March 5, 2018  |  Plant + animal biology

Dog meet dog world: Exploring canine genomes

UPDATE (October 2020):
Sandy’s genome assembly is now available here.

From wild animals to perfect pets, dogs have undergone some interesting changes during their centuries-long domestication. Intent on unraveling some of the developmental secrets of the process, a team of scientists from the University of New South Wales in Sydney, Australia, is doing deep dives into the genomes of a range of canine cousins along the evolutionary chain.
A desert dingo named Sandy has already provided some insight into the process after its genome was sequenced as part of the 2017 Plant and Animal SMRT Grant.
Study leader Bill Ballard described in this presentation at PAG 2018 that pure dingoes are intermediates between wild wolves and domestic dogs, with a range of domestication traits. This includes duplication of the amylase (AMY2B) locus, associated with adaptation to starch in the diet common in domestic canines, which the dingo lacked.
Being able to study structural variation was key, so Ballard was delighted to use SMRT Sequencing to generate a 60-fold coverage long read contig assembly. Working with program sponsors the Arizona Genomics Institute and Computomics (in Tübingen, Germany) and adding 10X Genomics Chromium linked-reads and Bionano Irys maps, his team was able to create a full 2.46 Gb assembly, with the longest scaffold reaching 123.2 Mb (spanning the entire chromosome 1 of the domestic dog genome).

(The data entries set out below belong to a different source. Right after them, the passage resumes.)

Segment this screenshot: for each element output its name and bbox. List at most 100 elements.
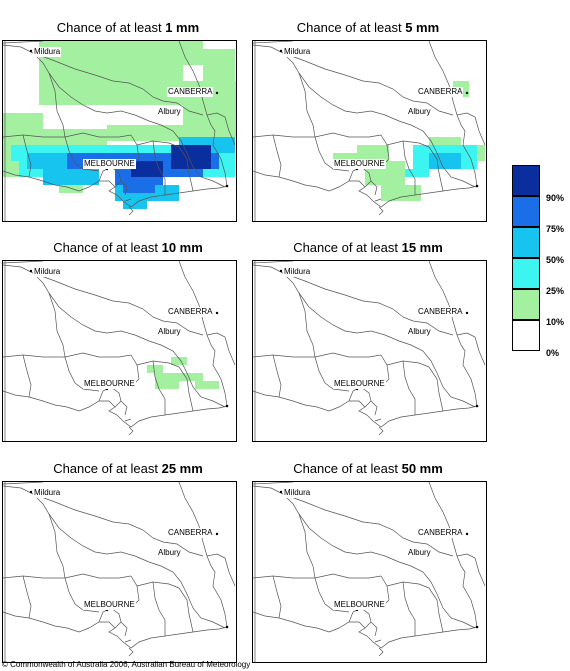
- probability-cell: [139, 145, 147, 153]
- probability-cell: [191, 129, 199, 137]
- probability-cell: [381, 169, 389, 177]
- probability-cell: [227, 49, 235, 57]
- probability-cell: [453, 137, 461, 145]
- boundary-line: [64, 136, 100, 172]
- probability-cell: [179, 373, 187, 381]
- probability-cell: [127, 89, 135, 97]
- city-label-albury: Albury: [157, 548, 182, 558]
- probability-cell: [445, 145, 453, 153]
- city-label-melbourne: MELBOURNE: [83, 600, 136, 610]
- probability-cell: [223, 105, 231, 113]
- probability-cell: [413, 185, 421, 193]
- probability-cell: [187, 49, 195, 57]
- probability-cell: [159, 49, 167, 57]
- panel-title-15mm: Chance of at least 15 mm: [248, 240, 488, 255]
- probability-cell: [187, 373, 195, 381]
- probability-cell: [163, 193, 171, 201]
- probability-cell: [405, 169, 413, 177]
- probability-cell: [35, 169, 43, 177]
- probability-cell: [437, 145, 445, 153]
- map-1mm: Mildura CANBERRA Albury MELBOURNE: [2, 40, 237, 222]
- map-50mm: Mildura CANBERRA Albury MELBOURNE: [252, 481, 487, 663]
- probability-cell: [139, 169, 147, 177]
- probability-cell: [131, 169, 139, 177]
- probability-cell: [155, 373, 163, 381]
- probability-cell: [135, 97, 143, 105]
- legend-label-75: 75%: [546, 224, 565, 234]
- boundary-line: [3, 261, 44, 264]
- probability-cell: [139, 125, 147, 133]
- probability-cell: [477, 153, 485, 161]
- probability-cell: [19, 129, 27, 137]
- probability-cell: [159, 65, 167, 73]
- legend-swatch-0: [512, 320, 540, 351]
- probability-cell: [123, 177, 131, 185]
- probability-cell: [55, 97, 63, 105]
- probability-cell: [131, 185, 139, 193]
- boundary-line: [112, 300, 164, 322]
- probability-cell: [135, 73, 143, 81]
- probability-cell: [179, 49, 187, 57]
- probability-cell: [107, 145, 115, 153]
- probability-cell: [91, 129, 99, 137]
- probability-cell: [19, 153, 27, 161]
- probability-cell: [95, 57, 103, 65]
- probability-cell: [381, 177, 389, 185]
- probability-cell: [131, 201, 139, 209]
- probability-cell: [103, 89, 111, 97]
- title-prefix: Chance of at least: [296, 20, 402, 35]
- city-label-mildura: Mildura: [33, 47, 62, 57]
- probability-cell: [203, 49, 211, 57]
- city-label-melbourne: MELBOURNE: [83, 379, 136, 389]
- probability-cell: [163, 169, 171, 177]
- probability-cell: [63, 49, 71, 57]
- probability-cell: [47, 89, 55, 97]
- probability-cell: [163, 133, 171, 141]
- legend-swatch-90: [512, 165, 540, 196]
- coast-marker: [475, 184, 479, 188]
- probability-cell: [83, 137, 91, 145]
- probability-cell: [167, 97, 175, 105]
- probability-cell: [119, 97, 127, 105]
- probability-cell: [63, 57, 71, 65]
- probability-cell: [11, 137, 19, 145]
- probability-cell: [215, 113, 223, 121]
- boundary-line: [136, 140, 180, 148]
- probability-cell: [103, 81, 111, 89]
- probability-cell: [147, 177, 155, 185]
- city-label-canberra: CANBERRA: [417, 307, 464, 317]
- probability-cell: [227, 73, 235, 81]
- probability-cell: [3, 145, 11, 153]
- probability-cell: [135, 57, 143, 65]
- probability-cell: [357, 145, 365, 153]
- city-label-melbourne: MELBOURNE: [333, 600, 386, 610]
- probability-cell: [67, 153, 75, 161]
- boundary-line: [253, 44, 476, 188]
- boundary-line: [98, 386, 122, 408]
- boundary-line: [402, 581, 416, 636]
- city-dot-mildura: [29, 269, 33, 273]
- probability-cell: [87, 81, 95, 89]
- probability-cell: [115, 177, 123, 185]
- probability-cell: [223, 81, 231, 89]
- boundary-line: [378, 647, 384, 657]
- boundary-line: [253, 261, 294, 264]
- probability-cell: [75, 169, 83, 177]
- probability-cell: [195, 161, 203, 169]
- boundary-line: [98, 166, 122, 188]
- probability-cell: [75, 177, 83, 185]
- boundary-line: [32, 272, 114, 302]
- probability-cell: [43, 177, 51, 185]
- boundary-line: [120, 180, 128, 196]
- probability-cell: [35, 161, 43, 169]
- probability-cell: [231, 121, 236, 129]
- probability-cell: [43, 137, 51, 145]
- probability-cell: [139, 153, 147, 161]
- probability-cell: [139, 185, 147, 193]
- probability-cell: [91, 145, 99, 153]
- boundary-line: [253, 354, 315, 358]
- city-dot-canberra: [465, 91, 469, 95]
- probability-cell: [159, 57, 167, 65]
- legend-label-90: 90%: [546, 193, 565, 203]
- probability-cell: [135, 89, 143, 97]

His team is just beginning to delve into the data they generated from sequencing Sandy’s genome, but they have already noted differences in chromosomal loci. To fully annotate the dingo genome, they are also sequencing the transcriptome of three tissues and the epigenome.
The UNSW team will then compare the dingo genome with those of the grey wolf and the German Shepherd, which they also plan to generate with long reads. This will help shed further light on the domestication process.

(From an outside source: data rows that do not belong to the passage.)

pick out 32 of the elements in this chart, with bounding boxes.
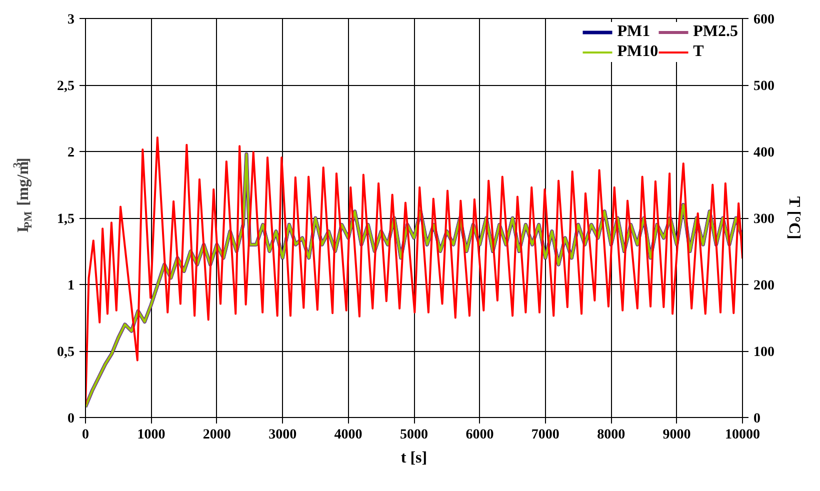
legend-label: T <box>693 43 705 61</box>
y2-tick-label: 600 <box>754 12 774 28</box>
x-tick-label: 3000 <box>268 428 297 442</box>
legend-label: PM10 <box>617 43 658 61</box>
x-tick-label: 9000 <box>662 428 691 442</box>
legend-label: PM1 <box>617 23 650 41</box>
y2-tick-label: 300 <box>754 212 774 227</box>
y-tick-label: 2 <box>68 146 74 160</box>
y2-tick-label: 200 <box>754 278 774 294</box>
y2-axis-title: T [°C] <box>786 196 802 240</box>
y-tick-label: 1 <box>68 278 74 294</box>
x-tick-label: 10000 <box>725 428 760 442</box>
y-tick-label: 3 <box>68 12 74 28</box>
x-tick-label: 4000 <box>334 428 362 442</box>
y2-tick-label: 0 <box>754 412 760 426</box>
y2-tick-label: 500 <box>754 79 774 94</box>
x-tick-label: 8000 <box>597 428 626 442</box>
x-tick-label: 1000 <box>137 428 166 442</box>
y2-tick-label: 100 <box>754 345 774 360</box>
x-axis-title: t [s] <box>400 450 428 466</box>
x-tick-label: 2000 <box>202 428 231 442</box>
legend-label: PM2.5 <box>693 23 738 41</box>
x-tick-label: 0 <box>82 428 89 442</box>
x-tick-label: 7000 <box>531 428 560 442</box>
y-axis-title: IPM [mg/m3] <box>12 158 34 233</box>
y2-tick-label: 400 <box>754 146 774 160</box>
y-tick-label: 0 <box>68 412 74 426</box>
y-tick-label: 2,5 <box>57 79 74 94</box>
y-tick-label: 0,5 <box>57 345 74 360</box>
x-tick-label: 5000 <box>400 428 428 442</box>
x-tick-label: 6000 <box>466 428 494 442</box>
y-tick-label: 1,5 <box>57 212 74 227</box>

Blood, saliva and hip x-rays have been collected from more than 400 German shepherds. They are hoping one dog in particular, Kira, will provide additional insight into a debilitating dog condition, hip dysplasia. The seven-year-old female has good hips, and her full DNA sequence could help identify why some dogs get the condition while others do not.
She has become the mascot of the project, and the poster dog for their Hip2Fit crowdfunding campaign. They are aiming to collect $50,000 AUS to cover the costs of PacBio sequencing and assembly and Bionano scaffolding.
“This work is critical to help ease the pain associated with this condition and to ensure that service dogs are able to help their humans for as long as possible,” Ballard notes on the fundraising page.
Identification of DNA variations that cause hip dysplasia in German Shepherds will also help future studies in other breeds that have hip-associated problems, including golden retrievers, St Bernards, labradors and rottweilers, he adds. Like the dingo project, it will also advance our overall knowledge of canine genetics and development.